Ho impiegato molto tempo a leggere Apeirogon di Colum McCann in lingua originale. Anche per la fatica e la frustrazione di leggerlo in questo periodo, mentre Gaza e la sua popolazione civile veniva bombardata da Israele in risposta alla strage terrorista di Hamas e al rapimento di oltre cento israeliani il 7 settembre 2023.

Apeirogon. Un poligono dai lati infinitamente numerabili.

1001 paragrafi (come i 1001 capitoli delle Mille e una notte) per raccontare le infinite sfaccettature della tragedia dell’occupazione israeliana della Palestina attraverso la storia – vera – di due padri, il palestinese Bassam e l’israeliano Rami, uniti nel dolore e nel tentativo di costruire un percorso di riconciliazione tra i due popoli, raccontando in giro per il mondo la storia di Smadar, saltata in aria a tredici anni per un attentato suicida palestinese in un centro commerciale nel 1997, e di Abir, dieci anni, colpita alla nuca da un proiettile di gomma sparato da un poliziotto di frontiera mentre usciva da un negozio per comprare una caramella a forma di braccialetto.

Bassam e Rami hanno rifiutato di trasformare quel dolore immane in altra violenza, convinti che la vendetta generi solo altro dolore, che la violenza non possa che moltiplicare violenza, in una spirale, iniziata ancora prima della nascita dello Stato di Israele, che deve essere interrotta.

Ma se Israele non metterà fine all’occupazione dei territori palestinesi non ci sarà via d’uscita, sostengono Bassam e Rami: ci saranno altre Smadar, altre Abir, altre morti, vendette, rappresaglie, altre guerre, il disconoscimento dell’umanità dell’altro, la spirale dell’odio e della violenza avvitata inesorabilmente, senza fine.

Bassam spiega come l’occupazione condizioni ogni momento della vita: ti priva di ogni prospettiva, non puoi camminare, guidare, andare al mercato, alla spiaggia, senza essere fermato, t’impedisce pure di raccogliere un’oliva dal tuo albero perché è dall’altra parte del filo spinato.
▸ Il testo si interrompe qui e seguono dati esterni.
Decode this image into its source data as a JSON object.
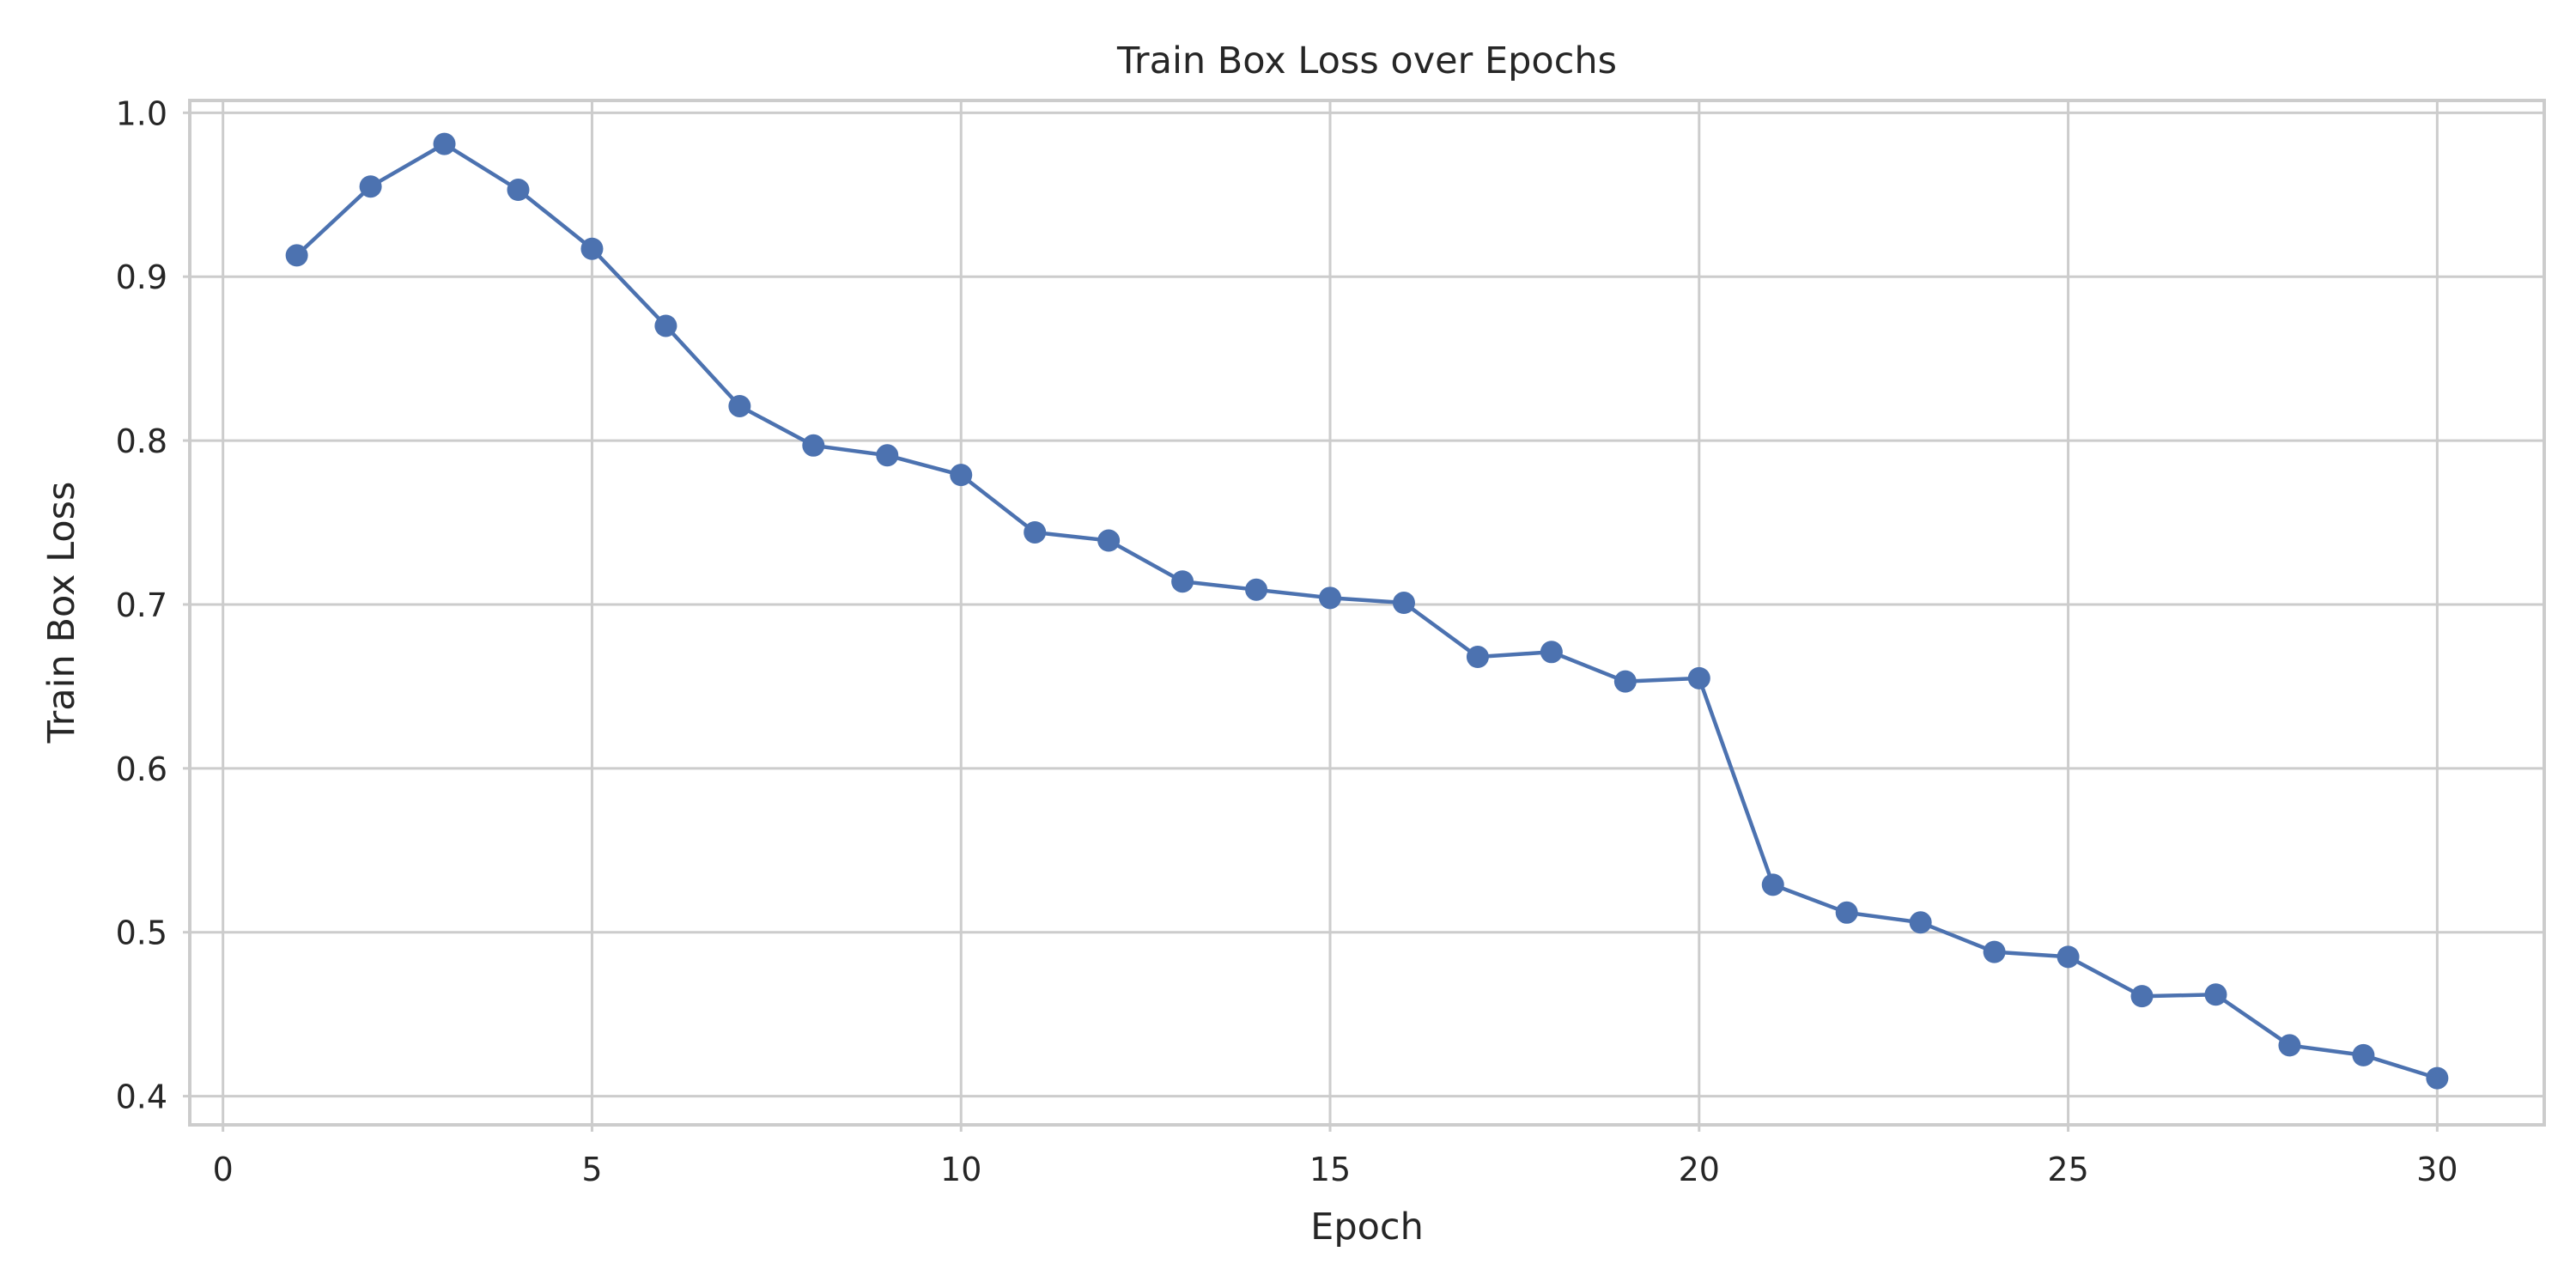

Non puoi nemmeno guardare il cielo. “They own the air above and the ground below.” Hai bisogno di un permesso per seminare la tua terra. A sette anni puoi essere prelevato da casa tua e interrogato. Provate a immaginare, proviamo a immaginare.

“I know that it will not be over until we talk each other,” dice Rami, che con sua moglie ritengono Netanyahu il vero responsabile della morte di Smadar.

Netanyahu, i coloni, l’occupazione, i muri. Vendette, rappresaglie, terrore.

Non finirà finché non ci parleremo. Non ci riconosceremo nell’unica strada possibile per vivere in pace.

Finché non verranno abbattuti i muri e spezzata la spirale catastrofica che oggi, ancora più di ieri, conferma la necessità di quella strada.